In 2020, Behr defined the problem of edge coloring of signed graphs and showed that every signed graph $(G, \sigma)$ can be colored using exactly $\Delta(G)$ or $\Delta(G) + 1$ colors, where $\Delta(G)$ is the maximum degree in graph $G$. In this paper, we focus on products of signed graphs. We recall the definitions of the Cartesian, tensor, strong, and corona products of signed graphs and prove results for them. In particular, we show that $(1)$ the Cartesian product of $\Delta$-edge-colorable signed graphs is $\Delta$-edge-colorable, $(2)$ the tensor product of a $\Delta$-edge-colorable signed graph and a signed tree requires only $\Delta$ colors and $(3)$ the corona product of almost any two signed graphs is $\Delta$-edge-colorable. We also prove some results related to the coloring of products of signed paths and cycles.

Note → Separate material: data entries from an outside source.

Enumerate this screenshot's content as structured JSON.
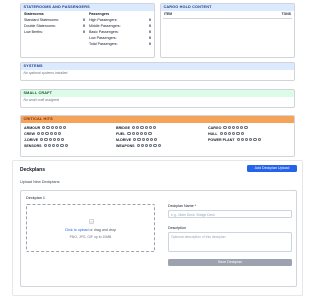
{
  "staterooms": {
    "title": "STATEROOMS AND PASSENGERS",
    "col1_header": "Staterooms",
    "col2_header": "Passengers",
    "rooms": [
      {
        "label": "Standard Staterooms:",
        "value": "0"
      },
      {
        "label": "Double Staterooms:",
        "value": "0"
      },
      {
        "label": "Low Berths:",
        "value": "0"
      }
    ],
    "passengers": [
      {
        "label": "High Passengers:",
        "value": "0"
      },
      {
        "label": "Middle Passengers:",
        "value": "0"
      },
      {
        "label": "Basic Passengers:",
        "value": "0"
      },
      {
        "label": "Low Passengers:",
        "value": "0"
      },
      {
        "label": "Total Passengers:",
        "value": "0"
      }
    ]
  },
  "cargo": {
    "title": "CARGO HOLD CONTENT",
    "col_item": "ITEM",
    "col_tons": "TONS"
  },
  "systems": {
    "title": "SYSTEMS",
    "empty": "No optional systems installed"
  },
  "small_craft": {
    "title": "SMALL CRAFT",
    "empty": "No small craft assigned"
  },
  "critical_hits": {
    "title": "CRITICAL HITS",
    "rows": [
      [
        "ARMOUR",
        "BRIDGE",
        "CARGO"
      ],
      [
        "CREW",
        "FUEL",
        "HULL"
      ],
      [
        "J-DRIVE",
        "M-DRIVE",
        "POWER PLANT"
      ],
      [
        "SENSORS",
        "WEAPONS",
        ""
      ]
    ]
  },
  "deckplans": {
    "title": "Deckplans",
    "add_button": "Add Deckplan Upload",
    "subtitle": "Upload New Deckplans",
    "card_title": "Deckplan 1",
    "upload_link": "Click to upload",
    "upload_rest": " or drag and drop",
    "upload_hint": "PNG, JPG, GIF up to 10MB",
    "name_label": "Deckplan Name *",
    "name_placeholder": "e.g., Main Deck, Bridge Deck",
    "desc_label": "Description",
    "desc_placeholder": "Optional description of this deckplan",
    "save_button": "Save Deckplan"
  }
}
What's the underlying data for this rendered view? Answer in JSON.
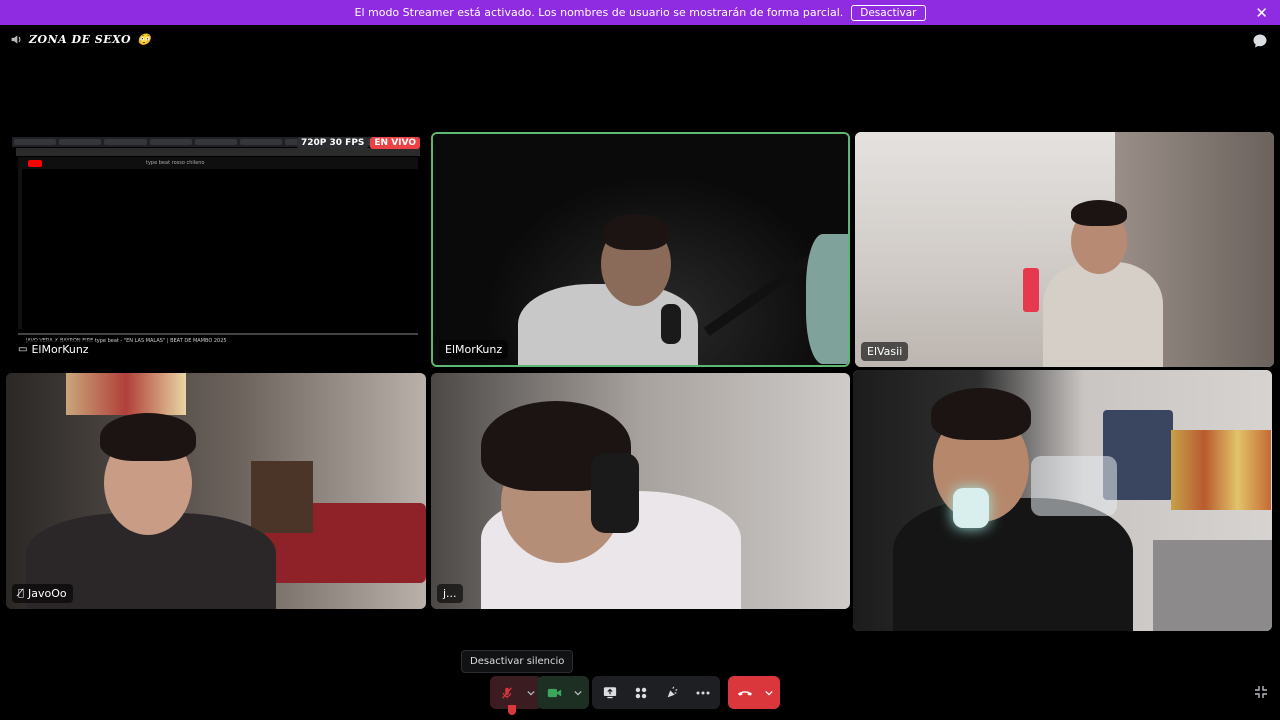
{
  "banner": {
    "message": "El modo Streamer está activado. Los nombres de usuario se mostrarán de forma parcial.",
    "button_label": "Desactivar",
    "close_icon": "close-icon"
  },
  "channel": {
    "name": "ZONA DE SEXO",
    "emoji": "😳",
    "icon": "speaker-icon"
  },
  "stream": {
    "quality": "720P 30 FPS",
    "live_label": "EN VIVO",
    "video_title": "JAVO VERA ✗ BAYRON FIRE type beat - \"EN LAS MALAS\" | BEAT DE MAMBO 2025",
    "search_text": "type beat rosso chileno"
  },
  "tiles": [
    {
      "name": "ElMorKunz",
      "type": "screenshare"
    },
    {
      "name": "ElMorKunz",
      "type": "camera",
      "speaking": true
    },
    {
      "name": "ElVasii",
      "type": "camera"
    },
    {
      "name": "JavoOo",
      "type": "camera",
      "muted": true
    },
    {
      "name": "j...",
      "type": "camera"
    },
    {
      "name": "",
      "type": "camera"
    }
  ],
  "controls": {
    "tooltip": "Desactivar silencio",
    "accent_mute": "#da373c",
    "accent_cam": "#3ba55c",
    "accent_hangup": "#da373c"
  }
}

翻译：2020年，Behr定义了带符号图的边着色问题，并证明了每个带符号图$(G, \sigma)$均可使用恰好$\Delta(G)$或$\Delta(G) + 1$种颜色着色，其中$\Delta(G)$为图$G$中的最大度。本文聚焦于带符号图的乘积。我们回顾了带符号图的笛卡尔积、张量积、强积和冠状积的定义，并证明了相关结论。特别地，我们证明了：$(1)$ $\Delta$-边可着色带符号图的笛卡尔积是$\Delta$-边可着色的；$(2)$ 一个$\Delta$-边可着色带符号图与一个带符号树的张量积仅需$\Delta$种颜色；$(3)$ 几乎任意两个带符号图的冠状积是$\Delta$-边可着色的。我们还证明了与带符号路径和带符号圈的乘积着色相关的一些结论。